Amid the whirlwind of lifestyle brands launched by most major hotel chains over the past couple of years, Wyndham remains focused on its economy and midscale brands to cater to a middle America that travel brands often ignore.
Speaking during Wyndham Worldwide’s third quarter earnings call on Tuesday, CEO Stephen Holmes said the company isn’t as concerned with revenue per available room as it is with room growth.
Travelers who stay in economy hotels believe there are different categories within the economy segment and this growing middle class, projected to be nearly five billion people by 2030, presents great growth potential for the economy hotel space, Wyndham CMO Josh Lesnick told the Skift Global Forum earlier this month.
“We don’t want to say we only want to grow our midscale segments to the detriment of anything else,” Holmes said today during the earnings call. “We are pushing the growth of the midscale brands that we have and we’re pushing development of those brands by bringing in better property. We’ve seen a lot of interest in the Dolce, Tryp and Wingate brands, which all happen to be in the midscale segment.”
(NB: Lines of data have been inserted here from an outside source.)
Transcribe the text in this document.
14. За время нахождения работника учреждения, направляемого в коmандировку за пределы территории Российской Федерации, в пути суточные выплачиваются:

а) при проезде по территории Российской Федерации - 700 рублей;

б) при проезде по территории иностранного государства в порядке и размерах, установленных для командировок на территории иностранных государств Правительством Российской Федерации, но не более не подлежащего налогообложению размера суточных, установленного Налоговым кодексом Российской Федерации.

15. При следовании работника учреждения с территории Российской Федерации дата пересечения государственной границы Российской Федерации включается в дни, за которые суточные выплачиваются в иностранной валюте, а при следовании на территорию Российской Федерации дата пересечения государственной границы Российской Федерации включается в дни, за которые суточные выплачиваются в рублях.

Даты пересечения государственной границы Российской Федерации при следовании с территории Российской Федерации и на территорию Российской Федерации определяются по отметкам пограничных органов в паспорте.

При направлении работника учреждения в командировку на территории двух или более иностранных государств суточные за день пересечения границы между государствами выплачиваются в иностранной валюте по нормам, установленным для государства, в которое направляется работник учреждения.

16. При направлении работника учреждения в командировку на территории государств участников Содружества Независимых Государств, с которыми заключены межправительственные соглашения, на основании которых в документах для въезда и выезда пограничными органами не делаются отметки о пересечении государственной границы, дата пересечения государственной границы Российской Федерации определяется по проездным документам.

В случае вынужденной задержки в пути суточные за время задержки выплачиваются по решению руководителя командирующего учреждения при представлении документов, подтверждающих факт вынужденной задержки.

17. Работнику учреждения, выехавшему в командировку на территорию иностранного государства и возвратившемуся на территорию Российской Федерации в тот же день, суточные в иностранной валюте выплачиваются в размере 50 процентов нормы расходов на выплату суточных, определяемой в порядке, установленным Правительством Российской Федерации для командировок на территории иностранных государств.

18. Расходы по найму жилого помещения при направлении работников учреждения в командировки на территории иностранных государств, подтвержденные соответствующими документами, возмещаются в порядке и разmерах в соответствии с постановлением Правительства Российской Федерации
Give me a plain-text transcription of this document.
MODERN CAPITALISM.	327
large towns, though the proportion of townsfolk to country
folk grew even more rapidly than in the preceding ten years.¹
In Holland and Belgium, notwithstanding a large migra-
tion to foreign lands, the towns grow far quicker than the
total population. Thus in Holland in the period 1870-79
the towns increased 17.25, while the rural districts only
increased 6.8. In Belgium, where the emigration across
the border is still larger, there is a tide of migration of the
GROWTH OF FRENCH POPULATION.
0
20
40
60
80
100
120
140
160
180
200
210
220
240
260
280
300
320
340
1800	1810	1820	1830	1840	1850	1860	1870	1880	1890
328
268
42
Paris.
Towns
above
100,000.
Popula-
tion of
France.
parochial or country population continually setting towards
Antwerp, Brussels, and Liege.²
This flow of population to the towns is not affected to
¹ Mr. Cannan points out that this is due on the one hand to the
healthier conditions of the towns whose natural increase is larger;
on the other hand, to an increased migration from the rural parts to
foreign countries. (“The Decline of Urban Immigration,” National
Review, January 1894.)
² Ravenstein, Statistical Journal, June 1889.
“We understand the power and reach of our unique portfolio of 13 brands and see a great opportunity…not only in our upscale and midscale brands but in our economy brands as well.”
Wyndham’s domestic revenue per available room for the third quarter increased 5.1 percent, with its Super 8 and Days Inn economy brands beating and performing on par with the industry, respectively. Its Wingate, Hawthorn and Ramada midscale brands showed more than 7% growth year-over-year for the quarter.
Hilton Worldwide is another major chain eyeing the midscale segment, with CEO Chris Nassetta pointing earlier this year to the launch of a midscale brand and in July announcing that it would arrive in early 2016.
Coming off Wyndham’s acquisition of Dolce Hotels and Resorts earlier this year, Holmes was asked about his acquisition strategy heading into 2016.
“I’m always thinking about expanding our hotel business through acquisitions,” said Holmes. “But we won’t chase growth for the sake of going into a segment. We’re going to do deals like Dolce and Tryp that make sense. These weren’t huge deals but they were great deals for us and we’re seeing the benefit of those going forward.”